The orchard where Berenger had walked with the Abbot had been cut down and many trees burned, but the devastation inside was much worse. In the cloisters all the writing tables had been broken to pieces. Inks and valuable books were spilled and scattered. Leaves from the books drifted in the wind, their gold lettering and bright-blue pigments standing out hopefully when the sun caught them.
Berenger walked about the place with anger in his heart, filled with hatred for what the men had done here. Grandarse kept a yard or two away, and held his tongue. He could sense Berenger’s increasing rage.
There was no reason to kill monks. Will and his men had killed them purely because they could. They had as little compunction as a fox finding itself inside a hen house. While the creatures fluttered, the fox would slaughter. This was the same. A man with a sword in his hand feels stronger than others purely because he wields the power of life and death. But it was an illusory power. Men could kill, but none could create without a woman. Not for the first time Berenger wondered why men were the dominant sex. God should have created woman first and given her authority, because then fewer people would die in pointless savagery like this.
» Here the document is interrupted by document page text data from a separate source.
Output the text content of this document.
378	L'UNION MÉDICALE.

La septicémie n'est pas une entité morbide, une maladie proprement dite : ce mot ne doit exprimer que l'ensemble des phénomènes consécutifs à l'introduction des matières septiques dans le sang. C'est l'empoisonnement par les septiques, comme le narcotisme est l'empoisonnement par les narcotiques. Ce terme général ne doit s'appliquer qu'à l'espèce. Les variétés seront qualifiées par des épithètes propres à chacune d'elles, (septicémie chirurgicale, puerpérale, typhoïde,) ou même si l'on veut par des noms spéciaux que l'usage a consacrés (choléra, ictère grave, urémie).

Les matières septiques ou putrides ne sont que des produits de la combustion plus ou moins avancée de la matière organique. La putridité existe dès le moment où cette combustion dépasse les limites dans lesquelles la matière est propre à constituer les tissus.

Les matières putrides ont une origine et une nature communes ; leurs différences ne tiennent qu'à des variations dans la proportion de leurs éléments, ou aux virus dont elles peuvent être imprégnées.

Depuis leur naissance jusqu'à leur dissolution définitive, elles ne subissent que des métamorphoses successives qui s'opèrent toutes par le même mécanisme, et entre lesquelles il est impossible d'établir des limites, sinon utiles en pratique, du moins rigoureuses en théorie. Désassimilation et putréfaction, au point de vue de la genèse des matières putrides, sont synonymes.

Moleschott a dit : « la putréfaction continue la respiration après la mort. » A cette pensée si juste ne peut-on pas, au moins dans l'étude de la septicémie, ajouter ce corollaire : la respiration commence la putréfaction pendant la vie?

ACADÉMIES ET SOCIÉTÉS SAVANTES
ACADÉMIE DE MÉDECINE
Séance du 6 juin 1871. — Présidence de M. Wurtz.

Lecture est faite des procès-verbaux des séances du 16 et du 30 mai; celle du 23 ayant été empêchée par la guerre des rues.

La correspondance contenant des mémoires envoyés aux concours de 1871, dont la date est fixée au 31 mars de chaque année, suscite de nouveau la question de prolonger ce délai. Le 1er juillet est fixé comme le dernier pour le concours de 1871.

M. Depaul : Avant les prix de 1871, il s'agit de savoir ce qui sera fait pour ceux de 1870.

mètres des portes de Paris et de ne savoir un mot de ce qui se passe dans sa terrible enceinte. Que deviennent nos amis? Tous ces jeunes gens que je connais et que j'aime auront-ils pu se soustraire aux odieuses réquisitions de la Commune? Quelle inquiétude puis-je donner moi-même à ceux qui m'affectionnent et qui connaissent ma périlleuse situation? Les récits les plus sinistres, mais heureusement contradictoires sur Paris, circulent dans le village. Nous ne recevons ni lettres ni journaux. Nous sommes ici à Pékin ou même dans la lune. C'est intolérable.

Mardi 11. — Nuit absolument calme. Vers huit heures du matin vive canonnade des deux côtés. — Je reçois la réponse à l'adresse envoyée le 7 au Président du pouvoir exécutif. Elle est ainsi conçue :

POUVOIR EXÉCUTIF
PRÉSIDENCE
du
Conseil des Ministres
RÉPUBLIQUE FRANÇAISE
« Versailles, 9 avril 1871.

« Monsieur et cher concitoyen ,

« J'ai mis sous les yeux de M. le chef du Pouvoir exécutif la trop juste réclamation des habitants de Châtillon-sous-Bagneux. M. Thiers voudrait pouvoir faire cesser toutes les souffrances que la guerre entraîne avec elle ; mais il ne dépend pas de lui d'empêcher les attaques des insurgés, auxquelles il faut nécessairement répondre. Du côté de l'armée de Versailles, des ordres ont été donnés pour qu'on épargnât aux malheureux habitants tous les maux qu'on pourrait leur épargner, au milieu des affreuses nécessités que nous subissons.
He entered the church to pray, but stood in the doorway and stared. It felt as though God had left this place.
The altar had been broken, and all the ornaments of their faith had been taken, before all the woodwork had been broken and a small fire started with the pieces. Luckily they had clearly found the Abbot’s wine stores and lost interest in the church after that, for else the ceilings must have been burned away. As it was, the timbers were blackened, the white-painted backgrounds and paintings scorched and ruined.